Burstein was elected to the State Assembly in 1971 to represent a newly-drawn eastern-Bergen County district anchored by Englewood, Fort Lee, Teaneck.
A Democratic screening committee chose Burstein and running mate Byron Baer over former Fort Lee Board of Education President Abraham Safro, Cresskill Democratic Municipal Chairman Charles Dadaian, and Michael Silver, who had lost a bid for East Bergen Assembly District Chairman in 1969.
Baer ran 327 votes ahead of Burstein, who defeated Bergenfield Mayor Charles (Bill) O’Dowd by 2,332 votes. Tenafly councilman Ken Bloom finished fourth.
Burstein immediately emerged as a legislative leader. A month after the election, he was named to lead the three-member Bergen County Democratic delegation to the New Jersey Legislature.
When a group of four Assembly Democrats threatened to defect from 40-39 majority to elect Republican Thomas Kean as speaker, Burstein led a fight within the Democratic caucus to stand firm with their candidate for speaker, S. Howard Woodson (D-Trenton) and refused to make a deal that would make David Friedland (D-Jersey City) the new speaker in exchange for a Democratic majority.
Legislative districts were again redrawn in 1973, creating the new 37th district. Democrats ran Matthew Feldman, the Bergen County Democratic Chairman who had served as a state senator from 1966 to 1968, against incumbent State Sen. Joseph Woodcock (R-Cliffside Park), while Burstein and Baer sought second terms in the Assembly.
In a rematch with O’Dowd in 1973, Burstein won by 14,122 votes. Feldman ousted Woodcock by 11,166 votes, a 59%-41% margin.
Burstein was an ally of Gov. Brendan Byrne during the eight years their terms overlapped.
In 1975, Burstein faced a challenge from Dennis Meehan, who had been elected to the Edgewater Board of Education one year earlier at age 29. His older brother, Francis Meehan, was the mayor of Edgewater.

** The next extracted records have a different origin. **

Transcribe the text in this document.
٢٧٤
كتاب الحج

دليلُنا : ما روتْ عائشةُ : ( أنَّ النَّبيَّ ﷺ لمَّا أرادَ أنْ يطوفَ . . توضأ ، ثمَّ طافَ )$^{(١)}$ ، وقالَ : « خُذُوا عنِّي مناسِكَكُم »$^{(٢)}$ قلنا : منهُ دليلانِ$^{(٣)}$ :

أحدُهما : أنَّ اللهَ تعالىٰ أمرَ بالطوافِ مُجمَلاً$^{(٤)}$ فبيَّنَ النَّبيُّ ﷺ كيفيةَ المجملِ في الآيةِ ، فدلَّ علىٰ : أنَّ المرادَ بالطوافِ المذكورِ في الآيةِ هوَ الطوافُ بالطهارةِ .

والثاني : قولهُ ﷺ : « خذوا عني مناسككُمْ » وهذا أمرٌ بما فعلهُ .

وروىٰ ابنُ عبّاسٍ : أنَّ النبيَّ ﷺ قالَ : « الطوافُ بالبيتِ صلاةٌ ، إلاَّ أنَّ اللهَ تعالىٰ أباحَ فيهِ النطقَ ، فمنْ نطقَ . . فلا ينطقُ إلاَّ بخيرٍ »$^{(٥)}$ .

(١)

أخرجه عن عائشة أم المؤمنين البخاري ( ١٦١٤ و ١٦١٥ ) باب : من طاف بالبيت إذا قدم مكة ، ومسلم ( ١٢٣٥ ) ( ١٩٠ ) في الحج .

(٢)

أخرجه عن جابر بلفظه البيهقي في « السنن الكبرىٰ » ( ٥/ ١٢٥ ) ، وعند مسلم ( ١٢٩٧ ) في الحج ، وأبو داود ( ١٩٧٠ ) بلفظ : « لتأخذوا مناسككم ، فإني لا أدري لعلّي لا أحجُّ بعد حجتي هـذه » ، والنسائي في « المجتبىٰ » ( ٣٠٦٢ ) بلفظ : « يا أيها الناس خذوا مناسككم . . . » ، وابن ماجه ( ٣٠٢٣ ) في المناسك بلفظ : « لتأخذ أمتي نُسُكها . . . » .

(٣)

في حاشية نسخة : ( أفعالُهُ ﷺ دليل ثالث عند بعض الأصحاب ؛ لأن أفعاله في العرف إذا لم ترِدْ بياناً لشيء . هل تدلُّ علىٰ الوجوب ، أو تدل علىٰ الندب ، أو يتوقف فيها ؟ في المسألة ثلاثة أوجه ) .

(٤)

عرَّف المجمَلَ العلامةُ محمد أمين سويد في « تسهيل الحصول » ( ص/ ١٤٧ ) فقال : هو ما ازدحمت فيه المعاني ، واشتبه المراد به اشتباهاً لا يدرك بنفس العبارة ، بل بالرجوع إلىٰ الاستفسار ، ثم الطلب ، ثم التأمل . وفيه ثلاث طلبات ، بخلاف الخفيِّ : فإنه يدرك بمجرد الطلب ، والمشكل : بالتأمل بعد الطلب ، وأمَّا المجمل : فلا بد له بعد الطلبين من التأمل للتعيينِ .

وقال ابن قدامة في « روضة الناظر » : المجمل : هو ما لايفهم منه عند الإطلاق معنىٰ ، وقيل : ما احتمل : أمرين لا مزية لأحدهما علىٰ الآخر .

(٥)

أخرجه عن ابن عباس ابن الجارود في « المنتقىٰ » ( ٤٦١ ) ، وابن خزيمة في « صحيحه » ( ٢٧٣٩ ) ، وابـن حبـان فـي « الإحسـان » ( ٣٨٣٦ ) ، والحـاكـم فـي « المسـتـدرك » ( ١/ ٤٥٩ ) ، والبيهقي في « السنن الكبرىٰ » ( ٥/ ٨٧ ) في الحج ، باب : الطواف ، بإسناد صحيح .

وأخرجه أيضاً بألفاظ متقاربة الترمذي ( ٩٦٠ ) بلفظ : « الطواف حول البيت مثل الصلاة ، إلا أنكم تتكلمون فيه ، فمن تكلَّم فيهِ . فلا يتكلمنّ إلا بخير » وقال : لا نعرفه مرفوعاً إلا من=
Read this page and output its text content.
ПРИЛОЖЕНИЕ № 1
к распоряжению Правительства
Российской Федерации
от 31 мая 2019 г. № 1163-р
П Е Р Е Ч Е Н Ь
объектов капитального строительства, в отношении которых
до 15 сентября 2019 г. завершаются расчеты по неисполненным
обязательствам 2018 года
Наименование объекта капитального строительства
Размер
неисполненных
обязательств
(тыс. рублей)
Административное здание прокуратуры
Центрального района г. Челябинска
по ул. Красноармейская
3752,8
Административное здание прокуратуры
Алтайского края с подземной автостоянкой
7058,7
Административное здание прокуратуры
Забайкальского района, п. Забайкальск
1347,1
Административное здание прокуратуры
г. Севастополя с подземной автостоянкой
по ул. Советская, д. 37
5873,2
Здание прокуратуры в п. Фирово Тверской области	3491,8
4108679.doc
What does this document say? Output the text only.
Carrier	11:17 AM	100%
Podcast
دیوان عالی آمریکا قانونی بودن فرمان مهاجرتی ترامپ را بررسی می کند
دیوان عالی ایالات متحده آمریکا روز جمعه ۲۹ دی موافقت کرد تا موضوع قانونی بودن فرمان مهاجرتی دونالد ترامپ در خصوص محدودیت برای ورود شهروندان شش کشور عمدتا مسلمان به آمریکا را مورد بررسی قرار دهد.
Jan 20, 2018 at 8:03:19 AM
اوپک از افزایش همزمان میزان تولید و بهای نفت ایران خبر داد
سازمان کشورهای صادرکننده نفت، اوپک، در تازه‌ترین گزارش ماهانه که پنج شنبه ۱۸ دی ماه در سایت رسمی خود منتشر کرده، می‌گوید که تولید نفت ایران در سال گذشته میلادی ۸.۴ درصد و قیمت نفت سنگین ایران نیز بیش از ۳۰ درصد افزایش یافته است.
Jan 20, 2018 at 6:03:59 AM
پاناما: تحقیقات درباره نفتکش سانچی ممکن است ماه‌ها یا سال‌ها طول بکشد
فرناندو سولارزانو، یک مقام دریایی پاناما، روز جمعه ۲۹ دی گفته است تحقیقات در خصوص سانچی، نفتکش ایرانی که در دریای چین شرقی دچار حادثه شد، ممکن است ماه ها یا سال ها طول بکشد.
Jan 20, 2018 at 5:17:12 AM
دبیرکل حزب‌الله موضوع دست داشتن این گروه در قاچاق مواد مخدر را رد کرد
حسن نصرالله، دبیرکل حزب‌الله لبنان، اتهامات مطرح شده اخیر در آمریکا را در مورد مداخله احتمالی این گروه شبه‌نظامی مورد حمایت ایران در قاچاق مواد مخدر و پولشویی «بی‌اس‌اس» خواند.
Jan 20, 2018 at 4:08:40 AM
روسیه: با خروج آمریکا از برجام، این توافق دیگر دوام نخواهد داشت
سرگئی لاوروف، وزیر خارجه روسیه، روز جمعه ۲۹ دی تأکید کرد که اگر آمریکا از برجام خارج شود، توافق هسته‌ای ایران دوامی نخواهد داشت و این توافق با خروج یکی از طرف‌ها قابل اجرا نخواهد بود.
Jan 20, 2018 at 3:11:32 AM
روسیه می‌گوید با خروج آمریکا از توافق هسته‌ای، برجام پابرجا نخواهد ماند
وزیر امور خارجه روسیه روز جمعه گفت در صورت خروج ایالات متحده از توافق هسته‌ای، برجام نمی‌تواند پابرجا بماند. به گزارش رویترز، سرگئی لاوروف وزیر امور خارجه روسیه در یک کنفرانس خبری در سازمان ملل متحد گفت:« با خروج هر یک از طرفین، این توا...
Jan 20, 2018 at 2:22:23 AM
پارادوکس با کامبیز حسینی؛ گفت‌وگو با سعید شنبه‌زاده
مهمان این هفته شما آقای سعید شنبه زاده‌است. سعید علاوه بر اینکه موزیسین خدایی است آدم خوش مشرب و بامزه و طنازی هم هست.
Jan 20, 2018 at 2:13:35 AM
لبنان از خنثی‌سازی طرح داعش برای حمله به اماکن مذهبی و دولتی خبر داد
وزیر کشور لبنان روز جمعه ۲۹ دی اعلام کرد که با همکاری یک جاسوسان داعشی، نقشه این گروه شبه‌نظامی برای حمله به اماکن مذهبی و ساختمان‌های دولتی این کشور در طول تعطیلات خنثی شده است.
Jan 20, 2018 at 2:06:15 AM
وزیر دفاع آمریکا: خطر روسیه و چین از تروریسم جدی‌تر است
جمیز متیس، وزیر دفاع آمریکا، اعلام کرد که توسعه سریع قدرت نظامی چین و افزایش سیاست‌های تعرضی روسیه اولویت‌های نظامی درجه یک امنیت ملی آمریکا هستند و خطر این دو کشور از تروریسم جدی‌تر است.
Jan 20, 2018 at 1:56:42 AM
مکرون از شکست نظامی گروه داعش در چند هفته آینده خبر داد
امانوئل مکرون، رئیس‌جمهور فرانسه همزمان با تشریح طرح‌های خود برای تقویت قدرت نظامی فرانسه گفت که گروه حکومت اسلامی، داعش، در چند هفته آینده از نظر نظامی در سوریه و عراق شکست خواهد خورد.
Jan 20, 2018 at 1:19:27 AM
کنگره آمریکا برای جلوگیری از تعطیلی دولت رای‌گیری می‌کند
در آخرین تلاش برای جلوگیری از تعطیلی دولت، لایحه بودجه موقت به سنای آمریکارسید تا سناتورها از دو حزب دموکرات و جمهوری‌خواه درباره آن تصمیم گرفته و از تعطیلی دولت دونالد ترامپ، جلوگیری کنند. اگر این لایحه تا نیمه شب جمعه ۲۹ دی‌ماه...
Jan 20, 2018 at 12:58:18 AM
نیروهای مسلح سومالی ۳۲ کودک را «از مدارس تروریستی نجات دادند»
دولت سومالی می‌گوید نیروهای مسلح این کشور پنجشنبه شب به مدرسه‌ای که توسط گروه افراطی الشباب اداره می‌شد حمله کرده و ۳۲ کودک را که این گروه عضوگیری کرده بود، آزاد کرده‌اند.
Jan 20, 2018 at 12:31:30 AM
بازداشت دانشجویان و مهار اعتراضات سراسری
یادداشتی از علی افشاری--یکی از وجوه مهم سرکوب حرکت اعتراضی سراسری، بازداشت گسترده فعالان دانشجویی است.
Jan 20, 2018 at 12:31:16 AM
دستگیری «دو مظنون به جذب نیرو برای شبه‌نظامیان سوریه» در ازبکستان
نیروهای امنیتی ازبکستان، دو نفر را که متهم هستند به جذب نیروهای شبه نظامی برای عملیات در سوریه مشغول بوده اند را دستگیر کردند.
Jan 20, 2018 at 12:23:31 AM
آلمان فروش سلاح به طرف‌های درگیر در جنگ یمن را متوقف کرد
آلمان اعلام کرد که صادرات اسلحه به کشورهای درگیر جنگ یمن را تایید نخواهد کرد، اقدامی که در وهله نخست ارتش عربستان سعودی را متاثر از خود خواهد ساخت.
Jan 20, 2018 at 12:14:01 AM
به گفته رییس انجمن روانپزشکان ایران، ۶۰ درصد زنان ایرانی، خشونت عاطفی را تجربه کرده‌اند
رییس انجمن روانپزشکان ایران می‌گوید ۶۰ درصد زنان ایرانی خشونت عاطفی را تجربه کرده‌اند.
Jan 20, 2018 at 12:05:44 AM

Burstein outpolled Meehan by 5,235 votes. Englewood councilman Jerry Hersch finished fourth, running 7,937 votes behind Baer.
He sought the Democratic nomination for Congress in 1978, but lost the Democratic primary to Nicholas Mastorelli, the executive director of the North Hudson Council of Mayors, by a 51%-43% margin.
Burstein was elected Assembly Majority Leader after the 1976 election, but was defeated in his bid for re-election to the post by Alan Karcher after the 1979 elections. He lost by four votes.
He announced in February 1981 that he would not seek re-election to a sixth term in the Assembly. He was replaced by Bennett Mazur, a former three-term Bergen County freeholder.
Burstein continue to practice law, eventually joining the Archer law firm. He served as a commissioner of the New Jersey Election Law Enforcement Commission until he was in his eighties.
Born November 22, 1922 in Jersey City, Burstein served in the U.S. Army during World War II and received his law degree from Columbia University.
“He was a friend, a predecessor in the legislature, a mentor, and an all-around magnificent man,” Senate Majority Leader Loretta Weinberg (D-Teaneck) said on her Facebook page. “He remained active in his community right up to the end.”
Funeral services for Burstein will be held at Temple Sinai in Tenafly at 12:45 PM on Sunday.